As they say in the paper, ‘Our main result is that given artificial books constructed by randomly “munging” together actual biblical books, we are able to separate out authorial components with extremely high accuracy, even when the components are thematically similar. Moreover, our automated methods recapitulate many of the results of extensive manual research in authorial analysis of biblical literature.’
The assumption that different authors tend to make different word choices, especially choices from sets of synonyms, seems reasonable to me. Does it seem unreasonable to you, and if so why? Regardless of how reasonable or unreasonable it might seem, it would appear to be correct; otherwise, why do the tests work?

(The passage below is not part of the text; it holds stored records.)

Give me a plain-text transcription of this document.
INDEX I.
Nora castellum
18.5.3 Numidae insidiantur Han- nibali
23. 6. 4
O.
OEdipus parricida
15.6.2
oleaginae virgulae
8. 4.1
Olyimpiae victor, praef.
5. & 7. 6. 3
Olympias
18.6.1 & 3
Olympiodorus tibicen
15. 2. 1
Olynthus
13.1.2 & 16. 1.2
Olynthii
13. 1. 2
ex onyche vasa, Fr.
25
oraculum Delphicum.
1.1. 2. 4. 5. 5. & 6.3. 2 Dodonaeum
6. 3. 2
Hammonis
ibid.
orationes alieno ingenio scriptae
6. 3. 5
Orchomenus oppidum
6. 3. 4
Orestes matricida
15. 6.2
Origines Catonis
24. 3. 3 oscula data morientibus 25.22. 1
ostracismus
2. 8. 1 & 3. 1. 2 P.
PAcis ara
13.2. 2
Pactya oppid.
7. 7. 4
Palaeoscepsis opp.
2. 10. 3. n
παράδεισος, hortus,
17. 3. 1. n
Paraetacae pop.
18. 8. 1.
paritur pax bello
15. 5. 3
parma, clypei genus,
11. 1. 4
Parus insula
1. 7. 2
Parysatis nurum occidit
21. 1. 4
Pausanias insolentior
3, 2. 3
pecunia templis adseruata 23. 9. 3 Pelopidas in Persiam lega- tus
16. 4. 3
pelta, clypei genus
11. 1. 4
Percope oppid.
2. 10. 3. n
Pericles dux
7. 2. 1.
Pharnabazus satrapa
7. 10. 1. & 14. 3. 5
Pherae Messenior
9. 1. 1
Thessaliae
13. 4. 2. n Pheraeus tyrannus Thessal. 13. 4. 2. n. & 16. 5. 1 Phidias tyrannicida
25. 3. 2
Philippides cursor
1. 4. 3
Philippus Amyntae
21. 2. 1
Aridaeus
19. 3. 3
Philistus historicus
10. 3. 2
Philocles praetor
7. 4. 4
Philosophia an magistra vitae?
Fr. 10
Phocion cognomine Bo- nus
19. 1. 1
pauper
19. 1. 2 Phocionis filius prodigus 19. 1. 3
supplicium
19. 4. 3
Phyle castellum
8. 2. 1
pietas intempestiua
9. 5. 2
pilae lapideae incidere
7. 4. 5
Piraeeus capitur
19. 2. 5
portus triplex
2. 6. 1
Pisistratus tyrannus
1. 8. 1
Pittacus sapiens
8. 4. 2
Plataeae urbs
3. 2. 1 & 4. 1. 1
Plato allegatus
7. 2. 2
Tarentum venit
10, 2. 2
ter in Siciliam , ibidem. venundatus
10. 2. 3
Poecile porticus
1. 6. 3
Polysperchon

I do not understand why you consider this useless or worthless.
You are peruading me I have been too hasty in my dismissal. Thanks for the input.
I’m female, and I tried “The Gender Genie” three times —
(Note: The genie works best on texts of more than 500 words.)
First try:
Words: 575
Female Score: 609
Male Score: 658
The Gender Genie thinks the author of this passage is: male!
Second try:
Words: 914
Female Score: 1204
Male Score: 1531
The Gender Genie thinks the author of this passage is: male!
Third try:
Words: 554
Female: 678
Male: 833
The Gender Genie thinks the author of this passage is: male!
Sorry, Genie. Wrong. Bummer.
I must be an anomaly, or the Genie isn’t totally reliable.